With "The Place Beyond the Pines," Ryan Gosling's super-intense intensity is back in action, and the re-teaming with director Derek Cianfrance ("Blue Valentine") is once again drawing raves. But will it be able to crack the lineup of Gosling's best films? I suppose we should take a look at where that list currently stands. (And, fine, while we're at it, what are his 5 worst films? No point in being Pollyannas about it.)
1.) "Drive" (2011)
Nicolas Winding Refn's film wasn't so much "All Style, No Substance" as "All Style, What Even Is Substance, Never Mind, I'm Not Listening." When your film is this slick and lush and swimming around in its own atmosphere the way "Drive" is, a bare-bones story is easily forgiven. Gosling is given an absolute gift of a character, all badass poses and cool silence, but he pulls it off without seeming like a pretender, and that's harder than it would seem.
2.) "Blue Valentine" (2010)
A punishing tale of the attrition of romance over time, Gosling and Michelle Williams deliver brilliant, arguably career-best work opposite each other, ultimately devastating themselves and the audience.

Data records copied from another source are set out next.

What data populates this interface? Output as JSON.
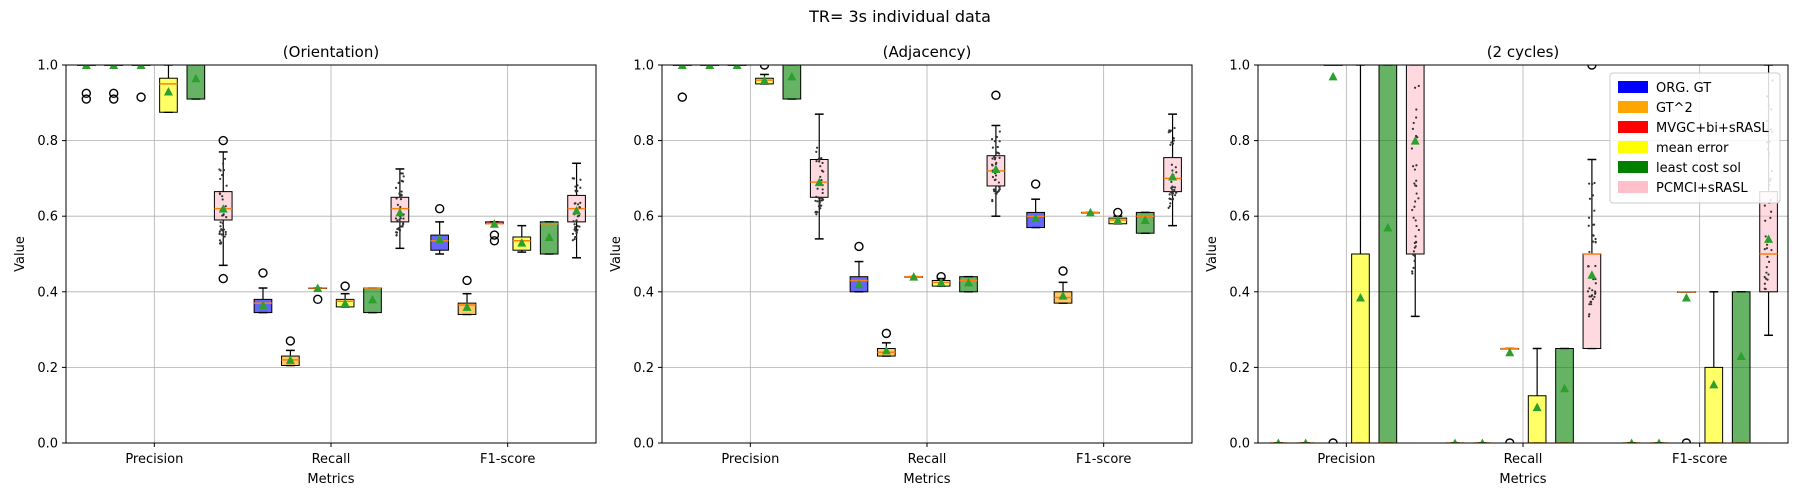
{
  "figure": {
    "suptitle": "TR= 3s individual data"
  },
  "legend": {
    "placement": "top-right of third panel",
    "entries": [
      {
        "label": "ORG. GT",
        "color": "#0000ff"
      },
      {
        "label": "GT^2",
        "color": "#ffa500"
      },
      {
        "label": "MVGC+bi+sRASL",
        "color": "#ff0000"
      },
      {
        "label": "mean error",
        "color": "#ffff00"
      },
      {
        "label": "least cost sol",
        "color": "#008000"
      },
      {
        "label": "PCMCI+sRASL",
        "color": "#ffc0cb"
      }
    ]
  },
  "chart_data": [
    {
      "type": "box",
      "title": "(Orientation)",
      "xlabel": "Metrics",
      "ylabel": "Value",
      "ylim": [
        0,
        1
      ],
      "yticks": [
        "0.0",
        "0.2",
        "0.4",
        "0.6",
        "0.8",
        "1.0"
      ],
      "grid": true,
      "categories": [
        "Precision",
        "Recall",
        "F1-score"
      ],
      "series": [
        {
          "name": "ORG. GT",
          "boxes": [
            {
              "q1": 1.0,
              "median": 1.0,
              "q3": 1.0,
              "lo": 1.0,
              "hi": 1.0,
              "mean": 1.0,
              "fliers": [
                0.91,
                0.925
              ]
            },
            {
              "q1": 0.345,
              "median": 0.37,
              "q3": 0.38,
              "lo": 0.345,
              "hi": 0.41,
              "mean": 0.365,
              "fliers": [
                0.45
              ]
            },
            {
              "q1": 0.51,
              "median": 0.535,
              "q3": 0.55,
              "lo": 0.5,
              "hi": 0.585,
              "mean": 0.54,
              "fliers": [
                0.62
              ]
            }
          ]
        },
        {
          "name": "GT^2",
          "boxes": [
            {
              "q1": 1.0,
              "median": 1.0,
              "q3": 1.0,
              "lo": 1.0,
              "hi": 1.0,
              "mean": 1.0,
              "fliers": [
                0.91,
                0.925
              ]
            },
            {
              "q1": 0.205,
              "median": 0.22,
              "q3": 0.23,
              "lo": 0.205,
              "hi": 0.245,
              "mean": 0.22,
              "fliers": [
                0.27
              ]
            },
            {
              "q1": 0.34,
              "median": 0.365,
              "q3": 0.37,
              "lo": 0.34,
              "hi": 0.395,
              "mean": 0.36,
              "fliers": [
                0.43
              ]
            }
          ]
        },
        {
          "name": "MVGC+bi+sRASL",
          "boxes": [
            {
              "q1": 1.0,
              "median": 1.0,
              "q3": 1.0,
              "lo": 1.0,
              "hi": 1.0,
              "mean": 1.0,
              "fliers": [
                0.915
              ]
            },
            {
              "q1": 0.41,
              "median": 0.41,
              "q3": 0.41,
              "lo": 0.41,
              "hi": 0.41,
              "mean": 0.41,
              "fliers": [
                0.38
              ]
            },
            {
              "q1": 0.58,
              "median": 0.58,
              "q3": 0.585,
              "lo": 0.58,
              "hi": 0.585,
              "mean": 0.58,
              "fliers": [
                0.55,
                0.535
              ]
            }
          ]
        },
        {
          "name": "mean error",
          "boxes": [
            {
              "q1": 0.875,
              "median": 0.95,
              "q3": 0.965,
              "lo": 0.875,
              "hi": 1.0,
              "mean": 0.93,
              "fliers": []
            },
            {
              "q1": 0.36,
              "median": 0.375,
              "q3": 0.38,
              "lo": 0.36,
              "hi": 0.395,
              "mean": 0.37,
              "fliers": [
                0.415
              ]
            },
            {
              "q1": 0.51,
              "median": 0.535,
              "q3": 0.545,
              "lo": 0.505,
              "hi": 0.575,
              "mean": 0.53,
              "fliers": []
            }
          ]
        },
        {
          "name": "least cost sol",
          "boxes": [
            {
              "q1": 0.91,
              "median": 1.0,
              "q3": 1.0,
              "lo": 0.91,
              "hi": 1.0,
              "mean": 0.965,
              "fliers": []
            },
            {
              "q1": 0.345,
              "median": 0.41,
              "q3": 0.41,
              "lo": 0.345,
              "hi": 0.41,
              "mean": 0.38,
              "fliers": []
            },
            {
              "q1": 0.5,
              "median": 0.58,
              "q3": 0.585,
              "lo": 0.5,
              "hi": 0.585,
              "mean": 0.545,
              "fliers": []
            }
          ]
        },
        {
          "name": "PCMCI+sRASL",
          "boxes": [
            {
              "q1": 0.59,
              "median": 0.62,
              "q3": 0.665,
              "lo": 0.47,
              "hi": 0.77,
              "mean": 0.62,
              "fliers": [
                0.8,
                0.435
              ]
            },
            {
              "q1": 0.585,
              "median": 0.62,
              "q3": 0.65,
              "lo": 0.515,
              "hi": 0.725,
              "mean": 0.61,
              "fliers": []
            },
            {
              "q1": 0.585,
              "median": 0.62,
              "q3": 0.655,
              "lo": 0.49,
              "hi": 0.74,
              "mean": 0.615,
              "fliers": []
            }
          ]
        }
      ]
    },
    {
      "type": "box",
      "title": "(Adjacency)",
      "xlabel": "Metrics",
      "ylabel": "Value",
      "ylim": [
        0,
        1
      ],
      "yticks": [
        "0.0",
        "0.2",
        "0.4",
        "0.6",
        "0.8",
        "1.0"
      ],
      "grid": true,
      "categories": [
        "Precision",
        "Recall",
        "F1-score"
      ],
      "series": [
        {
          "name": "ORG. GT",
          "boxes": [
            {
              "q1": 1.0,
              "median": 1.0,
              "q3": 1.0,
              "lo": 1.0,
              "hi": 1.0,
              "mean": 1.0,
              "fliers": [
                0.915
              ]
            },
            {
              "q1": 0.4,
              "median": 0.43,
              "q3": 0.44,
              "lo": 0.4,
              "hi": 0.48,
              "mean": 0.42,
              "fliers": [
                0.52
              ]
            },
            {
              "q1": 0.57,
              "median": 0.6,
              "q3": 0.61,
              "lo": 0.57,
              "hi": 0.645,
              "mean": 0.595,
              "fliers": [
                0.685
              ]
            }
          ]
        },
        {
          "name": "GT^2",
          "boxes": [
            {
              "q1": 1.0,
              "median": 1.0,
              "q3": 1.0,
              "lo": 1.0,
              "hi": 1.0,
              "mean": 1.0,
              "fliers": []
            },
            {
              "q1": 0.23,
              "median": 0.24,
              "q3": 0.25,
              "lo": 0.23,
              "hi": 0.265,
              "mean": 0.245,
              "fliers": [
                0.29
              ]
            },
            {
              "q1": 0.37,
              "median": 0.385,
              "q3": 0.4,
              "lo": 0.37,
              "hi": 0.425,
              "mean": 0.39,
              "fliers": [
                0.455
              ]
            }
          ]
        },
        {
          "name": "MVGC+bi+sRASL",
          "boxes": [
            {
              "q1": 1.0,
              "median": 1.0,
              "q3": 1.0,
              "lo": 1.0,
              "hi": 1.0,
              "mean": 1.0,
              "fliers": []
            },
            {
              "q1": 0.44,
              "median": 0.44,
              "q3": 0.44,
              "lo": 0.44,
              "hi": 0.44,
              "mean": 0.44,
              "fliers": []
            },
            {
              "q1": 0.61,
              "median": 0.61,
              "q3": 0.61,
              "lo": 0.61,
              "hi": 0.61,
              "mean": 0.61,
              "fliers": []
            }
          ]
        },
        {
          "name": "mean error",
          "boxes": [
            {
              "q1": 0.95,
              "median": 0.96,
              "q3": 0.965,
              "lo": 0.95,
              "hi": 0.975,
              "mean": 0.96,
              "fliers": [
                1.0
              ]
            },
            {
              "q1": 0.415,
              "median": 0.425,
              "q3": 0.43,
              "lo": 0.415,
              "hi": 0.435,
              "mean": 0.425,
              "fliers": [
                0.44
              ]
            },
            {
              "q1": 0.58,
              "median": 0.59,
              "q3": 0.595,
              "lo": 0.58,
              "hi": 0.6,
              "mean": 0.59,
              "fliers": [
                0.61
              ]
            }
          ]
        },
        {
          "name": "least cost sol",
          "boxes": [
            {
              "q1": 0.91,
              "median": 1.0,
              "q3": 1.0,
              "lo": 0.91,
              "hi": 1.0,
              "mean": 0.97,
              "fliers": []
            },
            {
              "q1": 0.4,
              "median": 0.43,
              "q3": 0.44,
              "lo": 0.4,
              "hi": 0.44,
              "mean": 0.425,
              "fliers": []
            },
            {
              "q1": 0.555,
              "median": 0.6,
              "q3": 0.61,
              "lo": 0.555,
              "hi": 0.61,
              "mean": 0.59,
              "fliers": []
            }
          ]
        },
        {
          "name": "PCMCI+sRASL",
          "boxes": [
            {
              "q1": 0.65,
              "median": 0.69,
              "q3": 0.75,
              "lo": 0.54,
              "hi": 0.87,
              "mean": 0.69,
              "fliers": []
            },
            {
              "q1": 0.68,
              "median": 0.72,
              "q3": 0.76,
              "lo": 0.6,
              "hi": 0.84,
              "mean": 0.725,
              "fliers": [
                0.92
              ]
            },
            {
              "q1": 0.665,
              "median": 0.7,
              "q3": 0.755,
              "lo": 0.575,
              "hi": 0.87,
              "mean": 0.705,
              "fliers": []
            }
          ]
        }
      ]
    },
    {
      "type": "box",
      "title": "(2 cycles)",
      "xlabel": "Metrics",
      "ylabel": "Value",
      "ylim": [
        0,
        1
      ],
      "yticks": [
        "0.0",
        "0.2",
        "0.4",
        "0.6",
        "0.8",
        "1.0"
      ],
      "grid": true,
      "categories": [
        "Precision",
        "Recall",
        "F1-score"
      ],
      "series": [
        {
          "name": "ORG. GT",
          "boxes": [
            {
              "q1": 0,
              "median": 0,
              "q3": 0,
              "lo": 0,
              "hi": 0,
              "mean": 0,
              "fliers": []
            },
            {
              "q1": 0,
              "median": 0,
              "q3": 0,
              "lo": 0,
              "hi": 0,
              "mean": 0,
              "fliers": []
            },
            {
              "q1": 0,
              "median": 0,
              "q3": 0,
              "lo": 0,
              "hi": 0,
              "mean": 0,
              "fliers": []
            }
          ]
        },
        {
          "name": "GT^2",
          "boxes": [
            {
              "q1": 0,
              "median": 0,
              "q3": 0,
              "lo": 0,
              "hi": 0,
              "mean": 0,
              "fliers": []
            },
            {
              "q1": 0,
              "median": 0,
              "q3": 0,
              "lo": 0,
              "hi": 0,
              "mean": 0,
              "fliers": []
            },
            {
              "q1": 0,
              "median": 0,
              "q3": 0,
              "lo": 0,
              "hi": 0,
              "mean": 0,
              "fliers": []
            }
          ]
        },
        {
          "name": "MVGC+bi+sRASL",
          "boxes": [
            {
              "q1": 1.0,
              "median": 1.0,
              "q3": 1.0,
              "lo": 1.0,
              "hi": 1.0,
              "mean": 0.97,
              "fliers": [
                0
              ]
            },
            {
              "q1": 0.25,
              "median": 0.25,
              "q3": 0.25,
              "lo": 0.25,
              "hi": 0.25,
              "mean": 0.24,
              "fliers": [
                0
              ]
            },
            {
              "q1": 0.4,
              "median": 0.4,
              "q3": 0.4,
              "lo": 0.4,
              "hi": 0.4,
              "mean": 0.385,
              "fliers": [
                0
              ]
            }
          ]
        },
        {
          "name": "mean error",
          "boxes": [
            {
              "q1": 0,
              "median": 0,
              "q3": 0.5,
              "lo": 0,
              "hi": 1.0,
              "mean": 0.385,
              "fliers": []
            },
            {
              "q1": 0,
              "median": 0,
              "q3": 0.125,
              "lo": 0,
              "hi": 0.25,
              "mean": 0.095,
              "fliers": []
            },
            {
              "q1": 0,
              "median": 0,
              "q3": 0.2,
              "lo": 0,
              "hi": 0.4,
              "mean": 0.155,
              "fliers": []
            }
          ]
        },
        {
          "name": "least cost sol",
          "boxes": [
            {
              "q1": 0,
              "median": 0,
              "q3": 1.0,
              "lo": 0,
              "hi": 1.0,
              "mean": 0.57,
              "fliers": []
            },
            {
              "q1": 0,
              "median": 0,
              "q3": 0.25,
              "lo": 0,
              "hi": 0.25,
              "mean": 0.145,
              "fliers": []
            },
            {
              "q1": 0,
              "median": 0,
              "q3": 0.4,
              "lo": 0,
              "hi": 0.4,
              "mean": 0.23,
              "fliers": []
            }
          ]
        },
        {
          "name": "PCMCI+sRASL",
          "boxes": [
            {
              "q1": 0.5,
              "median": 1.0,
              "q3": 1.0,
              "lo": 0.335,
              "hi": 1.0,
              "mean": 0.8,
              "fliers": []
            },
            {
              "q1": 0.25,
              "median": 0.5,
              "q3": 0.5,
              "lo": 0.25,
              "hi": 0.75,
              "mean": 0.445,
              "fliers": [
                1.0
              ]
            },
            {
              "q1": 0.4,
              "median": 0.5,
              "q3": 0.665,
              "lo": 0.285,
              "hi": 1.0,
              "mean": 0.54,
              "fliers": []
            }
          ]
        }
      ]
    }
  ]
}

3.) "Lars and the Real Girl" (2007)
You have to wonder how this movie would be received if Gosling made it now, after he's honed his Lil' Brando onscreen persona so sharply. Would such an obviously strange role be seen as a quirky affectation. Somehow, in 2007, "Lars" didn't come across that way. The story of a man and his love for a life-size sex doll was so grounded in relatable characters and honest performances (Gosling got great support from Emily Mortimer, Paul Schneider, and Kelli Garner), it repelled any charges of over-quirk you could throw at it.
4.) "The Notebook" (2004)
COME AT ME! Look, the simple truth is that Gosling would have never managed to make the leap to taciturn tough-guy roles in Serious Action Movies if he hadn't ever made a huge splash in the unapologetically romantic "The Notebook." His real-life romance with Rachel McAdams boosted the film's appeal, sure, but at its heart, Nick Cassavetes film knows what it has in the Gosling/McAdams chemistry and lets it work its magic.
5.) "The Believer" (2001)
Gosling's breakthrough role as a Jewish neo-Nazi in Henry Bean's provocative indie drama is probably still his most surprising. Gosling's quiet intensity here (and in "Drive," and in "The Place Beyond the Pines,” and in just about everything else) is contrasted with the oddball charisma you'd find in later movies like "Lars," and "Crazy, Stupid, Love."
1.) "The United States of Leland" (2003)
An unremarkable slog through the usual indie-tragedy beats, this was another movie that pushed Gosling into anti-charisma territory, but there was nowhere for him, or the story, to go. Sad people dealing with tragedy sadly. Not much else.
2.) "Crazy, Stupid, Love." (2011)
This was a movie that had its moments, most of them involving Gosling, actually. His chemistry with co-stars Steve Carell and Emma Stone provided the jolt that kept this thing buzzing for the first two thirds. Too bad the rest of the movie falls apart around him, including ill-advised plot diversions and a final-act twist that deep-sixes the Stone character and leaves a far flatter, two-dimensional story in its wake.
3.) "Gangster Squad" (2013)
An all-star cast -- Gosling! Penn! Brolin! Sone! Ribisi! -- in service of something both preposterous and slick at once. Somehow, despite coming off of a movie where he stomped a guy's face flat in an elevator, "Gangster Squad" stands as the most distastefully violent entry in Gosling's filmography.
4.) "Stay" (2005)
"Stay" could have actually been a solid movie if it had remained waaaaay more vague and wasn't intent on wrapping things up in a neat short-story twist. Gosling, Ewan McGregor, and Naomi Watts are all pretty solid, and the atmosphere is unsettling and stylish, but it just goes WAY too hard for the clever mind-blower.
5.) "The Ides of March" (2011)
Boy, what a disappointment. George Clooney taking on personality politics with an ace cast (Philip Seymour Hoffman AND Paul Giamatti?? But who's minding the Purposefully Disheveled Thespian Clubhouse? ("Shlubhouse"?) should have been at the very least a rousing and entertaining potboiler. Instead, it pulled every one of its punches and passed on each and every opportunity to make the cool, interesting choice.